While they are breaking the law, he wrote, that they were “exercising a natural and moral right which no legal norm or regulation should try to eliminate – the right to life, to survival, to escape the infernal existence they are condemned to by the barbarous regimes entrenched on half of the earth’s surface.”
Skeptical that ethical considerations and arguments for immigration fell on deaf ears, he mades= the practical case of how much the United States spends in trying to bar the ‘doors of golden California and sweltering Texas to Mexicans, Guatemalans, Salvadorans, and Hondurans, “and to protect the emerald coastline of Florida from Cubans, Haitians, Colombians and Peruvians…”
As I write today, February 2017, migratory issues regarding Mexico have changed significantly since Vargas Llosa’s 1996 essay. According to Alan Bersin, “the number of migrants crossing is at a 30 year low due to bipartisan work on the issue.” He writes that in the past 25 years, United States government has developed a constructive relationship with Mexico that was not existent in earlier years. During the past 8-10 years, there have been continued efforts which have resulted in improved safety and security at the border.
The major contribution, Bersin says, has been from the changing nature of migration. “Mexican migration is at a net negative,” he writes, attributing this to the fact that the Mexican people are an increasingly middle-class society and is now the 13th largest economy in the world.
Vargas Llosas writes that immigrants cannot be stopped by the police in their respective countries for the simple reason that in their home countries the incentives for them to leave outweigh the obstacles they face in emigrating. “In other words,” he writes, “there is work for them where they are headed. If there weren’t, they wouldn’t come. Immigrants are destitute but not stupid.”
Today not only are the numbers of migrants entering the United States at the lowest levels in a generation but they are now largely from Central America. Four out of five border crossers detained in South Texas are Guatemalan, Honduran or Salvadoran. They are driven, according to Bersin, by violence and poverty in their home country and by the desire for family reunification.
Citing the historian A.J.P. Taylor, Vargas Llosa notes that Taylor explained that it was “the Industrial Revolution that made England great” and would never have been possible “if Great Britain hadn’t been a country without borders at the time.”
Writing this essay in 1996, Vargas Llosa noted that Steve Forbes (the U.S. Republican candidate for president that year and again in 2000) “dared to propose the reestablishment of open borders, pure and simple, as instituted by the United States in its proudest moments.” Additionally Forbes was for free trade and health and savings accounts. He lost both bids for the presidency and returned to Forbes magazine as Editor-in-Chief.

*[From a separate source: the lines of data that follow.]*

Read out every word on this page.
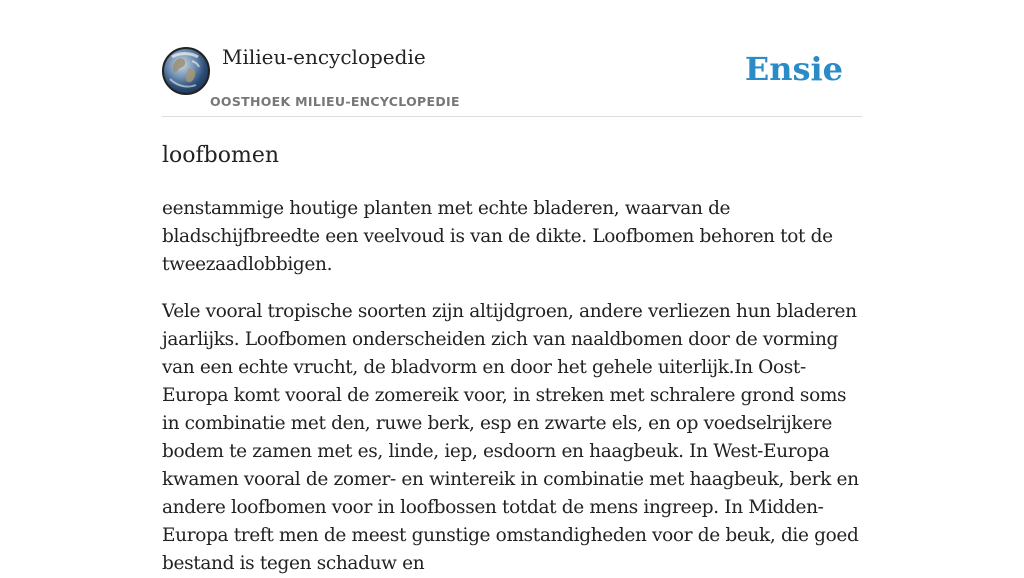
Milieu-encyclopedie
OOSTHOEK MILIEU-ENCYCLOPEDIE
Ensie
loofbomen

eenstammige houtige planten met echte bladeren, waarvan de bladschijfbreedte een veelvoud is van de dikte. Loofbomen behoren tot de tweezaadlobbigen.

Vele vooral tropische soorten zijn altijdgroen, andere verliezen hun bladeren jaarlijks. Loofbomen onderscheiden zich van naaldbomen door de vorming van een echte vrucht, de bladvorm en door het gehele uiterlijk.In Oost-Europa komt vooral de zomereik voor, in streken met schralere grond soms in combinatie met den, ruwe berk, esp en zwarte els, en op voedselrijkere bodem te zamen met es, linde, iep, esdoorn en haagbeuk. In West-Europa kwamen vooral de zomer- en wintereik in combinatie met haagbeuk, berk en andere loofbomen voor in loofbossen totdat de mens ingreep. In Midden-Europa treft men de meest gunstige omstandigheden voor de beuk, die goed bestand is tegen schaduw en
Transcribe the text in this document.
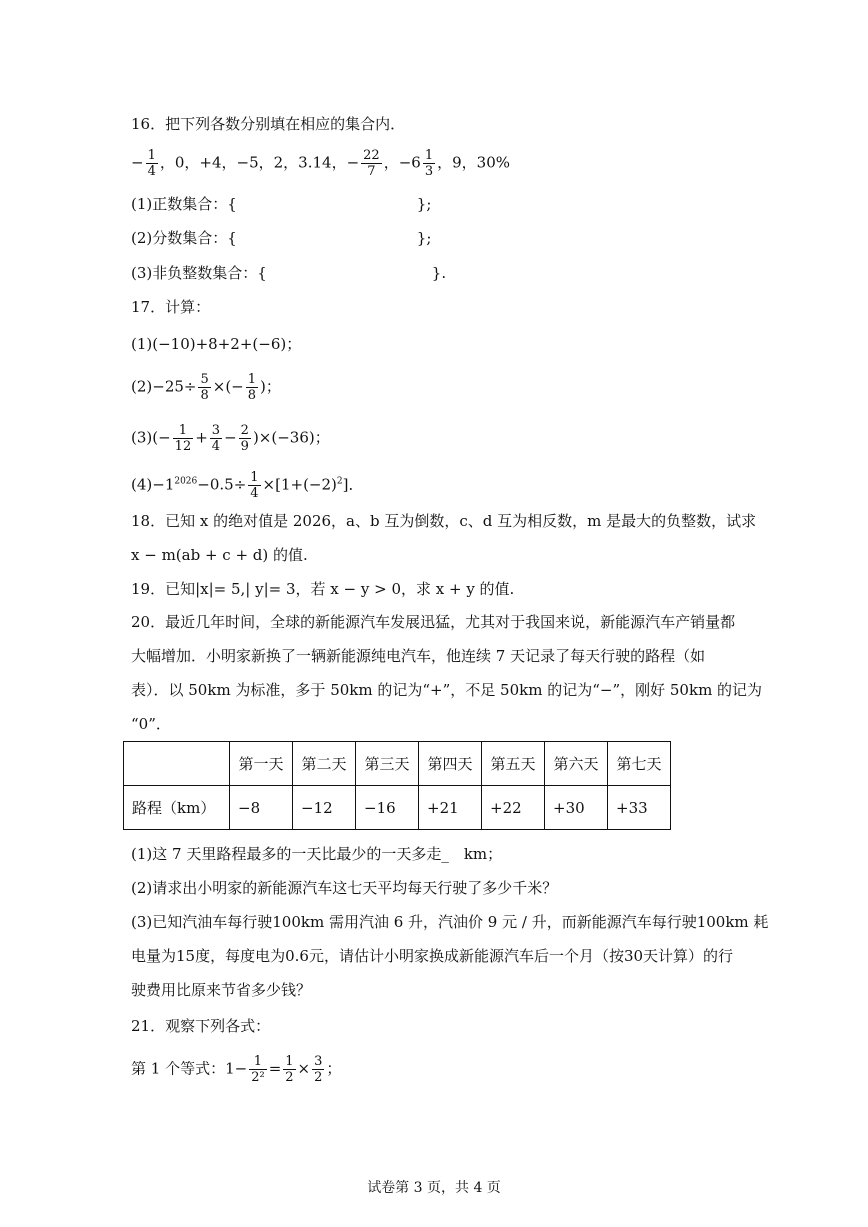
16．把下列各数分别填在相应的集合内．
− $\frac{1}{4}$ ，0，+4，−5，2，3.14，− $\frac{22}{7}$ ，$-6 \frac{1}{3}$ ，9，30%
(1)正数集合：{　　　　　　　　　　　　};
(2)分数集合：{　　　　　　　　　　　　};
(3)非负整数集合：{　　　　　　　　　　　}.
17．计算：
(1)(−10)+8+2+(−6)；
$(2)-25\div \frac{5}{8}$ ×(− $\frac{1}{8}$ )；
$(3)(- \frac{1}{12} + \frac{3}{4} - \frac{2}{9} )\times(-36)$；
$(4)-1^{2026}-0.5\div \frac{1}{4} \times[1+(-2)^2]$．
18．已知 x 的绝对值是 2026，a、b 互为倒数，c、d 互为相反数，m 是最大的负整数，试求
x − m(ab + c + d) 的值.
19．已知|x|= 5,| y|= 3，若 x − y > 0，求 x + y 的值.
20．最近几年时间，全球的新能源汽车发展迅猛，尤其对于我国来说，新能源汽车产销量都
大幅增加．小明家新换了一辆新能源纯电汽车，他连续 7 天记录了每天行驶的路程（如
表）．以 50km 为标准，多于 50km 的记为“+”，不足 50km 的记为“−”，刚好 50km 的记为
“0”．
	第一天	第二天	第三天	第四天	第五天	第六天	第七天
路程（km）	−8	−12	−16	+21	+22	+30	+33
(1)这 7 天里路程最多的一天比最少的一天多走_　km；
(2)请求出小明家的新能源汽车这七天平均每天行驶了多少千米？
(3)已知汽油车每行驶100km 需用汽油 6 升，汽油价 9 元 / 升，而新能源汽车每行驶100km 耗
电量为15度，每度电为0.6元，请估计小明家换成新能源汽车后一个月（按30天计算）的行
驶费用比原来节省多少钱？
21．观察下列各式：
第 1 个等式：$1- \frac{1}{\text{2²}} = \frac{1}{2} \times \frac{3}{2}$ ；
试卷第 3 页，共 4 页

In conclusion, Vargas Llosa wrote that “the most effective way for democratic countries to help poor countries is by opening trade borders, purchasing their products, stimulating exchange, and instituting an energetic policy of incentives and sanctions to further their democratization, since just as in Latin America, despotism and political authoritarianism are today the major obstacles keeping the African continent from overcoming the systematic impoverishment that has been its fate since decolonization.”
Vargas Llosa ends his essay by writing to “those who, like myself, are convinced that immigration of any color or flavor represents an injection of life, energy, and culture and that countries everywhere should consider it a blessing.”